I continued to go through the possibilities with ministers at a second meeting on the afternoon of Thursday 29 September. At this meeting I particularly concentrated on the army’s role. It was important to reduce the number of unnecessary commitments of army manpower in Northern Ireland in order to allow them to concentrate their efforts where they were most required.
One measure which we announced publicly in October was the prohibition of broadcast statements by Sinn Fein and other Northern Irish supporters of terrorism. This immediately provoked cries of censorship: but I have no doubt that not only was it justified but that it has worked, and there is some reason to believe that the terrorists think so too. Measures to cut Northern Ireland remission and to change the ‘right to silence’ in Northern Irish courts were also introduced, as was action against terrorist finance.
More and more in the struggle to bring peace and order to Northern Ireland, we were being forced back on our own resources. Because of the professionalism and experience of our security forces, those resources were adequate to contain, but not as yet to defeat the IRA. Terrible tragedies continued to occur. Yet the terrorists did not manage to make even parts of the province ungovernable, nor were they successful in undermining the self-confidence of Ulster’s majority community or the will of the Government to maintain the Union.

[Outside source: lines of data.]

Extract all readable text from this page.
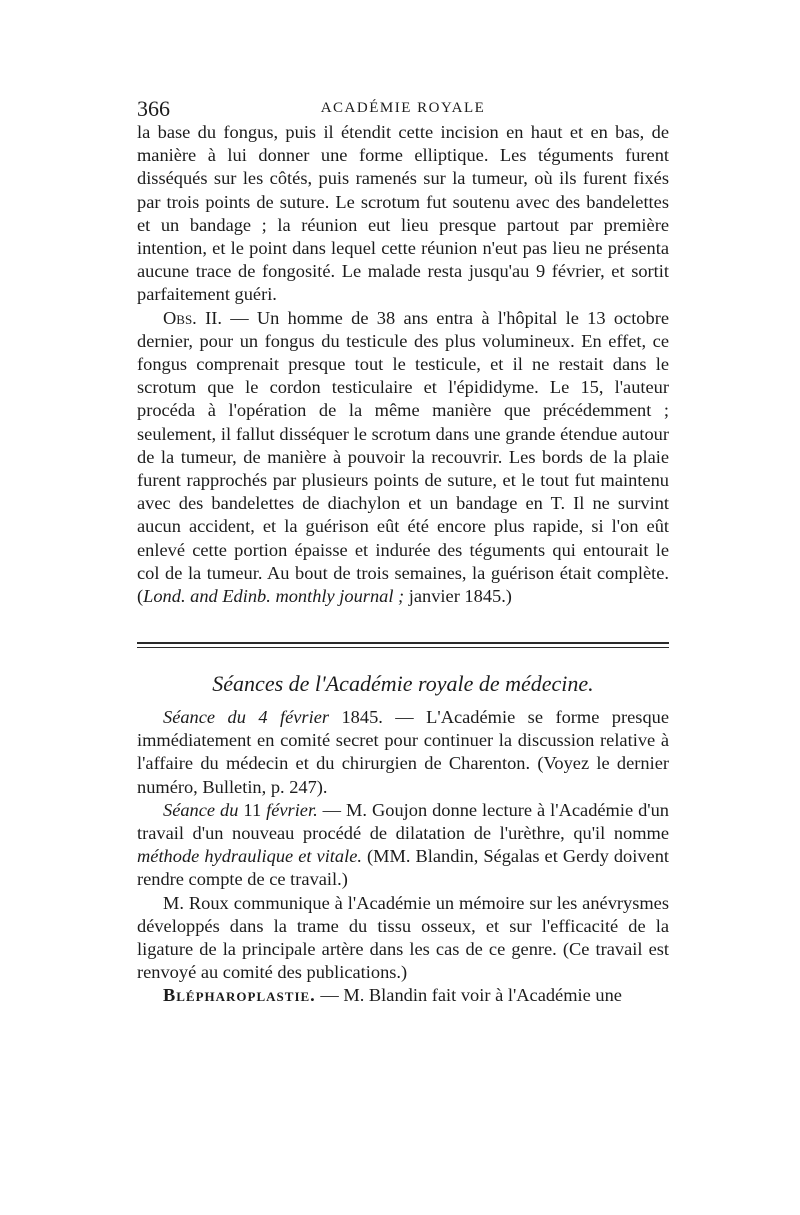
366	ACADÉMIE ROYALE

la base du fongus, puis il étendit cette incision en haut et en bas, de manière à lui donner une forme elliptique. Les téguments furent disséqués sur les côtés, puis ramenés sur la tumeur, où ils furent fixés par trois points de suture. Le scrotum fut soutenu avec des bandelettes et un bandage ; la réunion eut lieu presque partout par première intention, et le point dans lequel cette réunion n'eut pas lieu ne présenta aucune trace de fongosité. Le malade resta jusqu'au 9 février, et sortit parfaitement guéri.

Obs. II. — Un homme de 38 ans entra à l'hôpital le 13 octobre dernier, pour un fongus du testicule des plus volumineux. En effet, ce fongus comprenait presque tout le testicule, et il ne restait dans le scrotum que le cordon testiculaire et l'épididyme. Le 15, l'auteur procéda à l'opération de la même manière que précédemment ; seulement, il fallut disséquer le scrotum dans une grande étendue autour de la tumeur, de manière à pouvoir la recouvrir. Les bords de la plaie furent rapprochés par plusieurs points de suture, et le tout fut maintenu avec des bandelettes de diachylon et un bandage en T. Il ne survint aucun accident, et la guérison eût été encore plus rapide, si l'on eût enlevé cette portion épaisse et indurée des téguments qui entourait le col de la tumeur. Au bout de trois semaines, la guérison était complète. (Lond. and Edinb. monthly journal ; janvier 1845.)

Séances de l'Académie royale de médecine.

Séance du 4 février 1845. — L'Académie se forme presque immédiatement en comité secret pour continuer la discussion relative à l'affaire du médecin et du chirurgien de Charenton. (Voyez le dernier numéro, Bulletin, p. 247).

Séance du 11 février. — M. Goujon donne lecture à l'Académie d'un travail d'un nouveau procédé de dilatation de l'urèthre, qu'il nomme méthode hydraulique et vitale. (MM. Blandin, Ségalas et Gerdy doivent rendre compte de ce travail.)

M. Roux communique à l'Académie un mémoire sur les anévrysmes développés dans la trame du tissu osseux, et sur l'efficacité de la ligature de la principale artère dans les cas de ce genre. (Ce travail est renvoyé au comité des publications.)

Blépharoplastie. — M. Blandin fait voir à l'Académie une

The fact remained that the contribution which the Anglo-Irish Agreement was making to all this was very limited. The Unionists continued to oppose it…though with less bitterness as it became clear that their worst fears had proved unfounded. It never seemed worth pulling out of the agreement altogether because this would have created problems not only with the Republic but, more importantly, with broader international opinion as well.
Still, I was disappointed by the results. The Patrick Ryan case demonstrated just how little we could seriously hope for from the Irish. Ryan, a nonpractising Catholic priest, was well known in security service circles as a terrorist; for some time he had played a significant role in the Provisional IRA’s links with Libya. The charges against Ryan were of the utmost seriousness, including conspiracy to murder and explosives offences. In June 1988 we had asked the Belgians to place him under surveillance.